Du Ministère de la Culture au Parlement européen en passant par le Ministère de la Justice,  l’Assemblée nationale ou le mouvement gaulliste, Jacques Toubon a connu une expérience politique forte et un parcours bien rythmé. Aujourd’hui, concentré sur sa fonction de Défenseur des Droits et fort de son indépendance, il s’en amuse plutôt, lui qui raconte avoir été viré d’un Conseil des Ministres « pour cause de retard », Jacques Chirac ayant « un grand souci de la ponctualité »…

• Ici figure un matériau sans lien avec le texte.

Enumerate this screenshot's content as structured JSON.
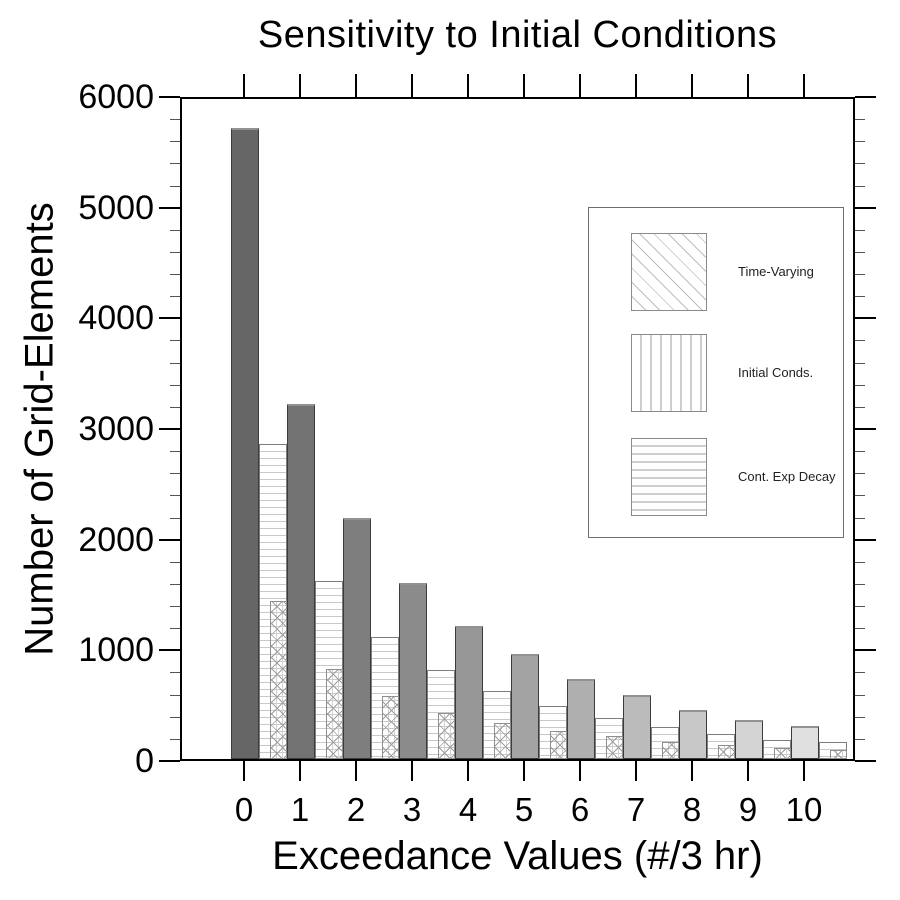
{
  "title": "Sensitivity to Initial Conditions",
  "chart_data": {
    "type": "bar",
    "title": "Sensitivity to Initial Conditions",
    "xlabel": "Exceedance Values (#/3 hr)",
    "ylabel": "Number of Grid-Elements",
    "categories": [
      0,
      1,
      2,
      3,
      4,
      5,
      6,
      7,
      8,
      9,
      10
    ],
    "xtick_labels": [
      "0",
      "1",
      "2",
      "3",
      "4",
      "5",
      "6",
      "7",
      "8",
      "9",
      "10"
    ],
    "ylim": [
      0,
      6000
    ],
    "ytick_major": 1000,
    "ytick_minor": 200,
    "ytick_labels": [
      "0",
      "1000",
      "2000",
      "3000",
      "4000",
      "5000",
      "6000"
    ],
    "grid": false,
    "legend_position": "upper right inside frame",
    "series": [
      {
        "key": "solid_gray_unlabeled",
        "legend_label": null,
        "pattern": "solid",
        "values": [
          5700,
          3210,
          2180,
          1590,
          1200,
          945,
          720,
          575,
          440,
          350,
          295
        ]
      },
      {
        "key": "cont_exp_decay",
        "legend_label": "Cont. Exp Decay",
        "pattern": "horizontal-lines",
        "values": [
          2850,
          1610,
          1100,
          805,
          615,
          480,
          370,
          290,
          230,
          175,
          155
        ]
      },
      {
        "key": "time_varying",
        "legend_label": "Time-Varying",
        "pattern": "diagonal-lines",
        "values": [
          1430,
          810,
          570,
          415,
          325,
          250,
          205,
          150,
          125,
          95,
          80
        ]
      },
      {
        "key": "initial_conds",
        "legend_label": "Initial Conds.",
        "pattern": "vertical-lines",
        "values": [
          1430,
          810,
          570,
          415,
          325,
          250,
          205,
          150,
          125,
          95,
          80
        ]
      }
    ],
    "note_visible_rendering": "time_varying and initial_conds bars coincide, appearing as one cross-hatched bar"
  },
  "legend": {
    "items": [
      {
        "label": "Time-Varying",
        "pattern": "diagonal-lines"
      },
      {
        "label": "Initial Conds.",
        "pattern": "vertical-lines"
      },
      {
        "label": "Cont. Exp Decay",
        "pattern": "horizontal-lines"
      }
    ]
  },
  "colors": {
    "frame": "#000000",
    "solid_bar_ramp": [
      "#666666",
      "#727272",
      "#7e7e7e",
      "#8b8b8b",
      "#979797",
      "#a3a3a3",
      "#afafaf",
      "#bbbbbb",
      "#c8c8c8",
      "#d4d4d4",
      "#e0e0e0"
    ],
    "hatch_line": "#c9c9c9",
    "background": "#ffffff"
  }
}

Au début de l’entretien, Olivier Poivre d’Arvor s’est d’abord livré à un portrait « impressionniste » du parcours de cette personnalité de droite, nommée Défenseur des Droits par le chef de l’Etat, François Hollande, en 2014. Interrogé sur les circonstances de cette nomination, Jacques Toubon rappelle qu’après la mort de Dominique Baudis, le Président de la République estimait que le Défenseur des Droits ne devait pas être issu de sa majorité. Et si certains lui ont reproché de ne pas avoir, une vingtaine d’années plus tôt, voté « l’ensemble du texte » d’abolition de la peine de mort, c’est que, tout en étant « abolitionniste depuis toujours » précise-t-il, il avait bloqué sur le refus du Garde des Sceaux porteur du texte (Robert Badinter) « d’y intégrer une peine maximale de substitution ». Il avait donc, aussi par discipline, voté « conformément aux consignes de vote » de son groupe parlementaire et, « à l’époque, une personne pouvait voter pour l’ensemble du groupe selon la consigne donnée ».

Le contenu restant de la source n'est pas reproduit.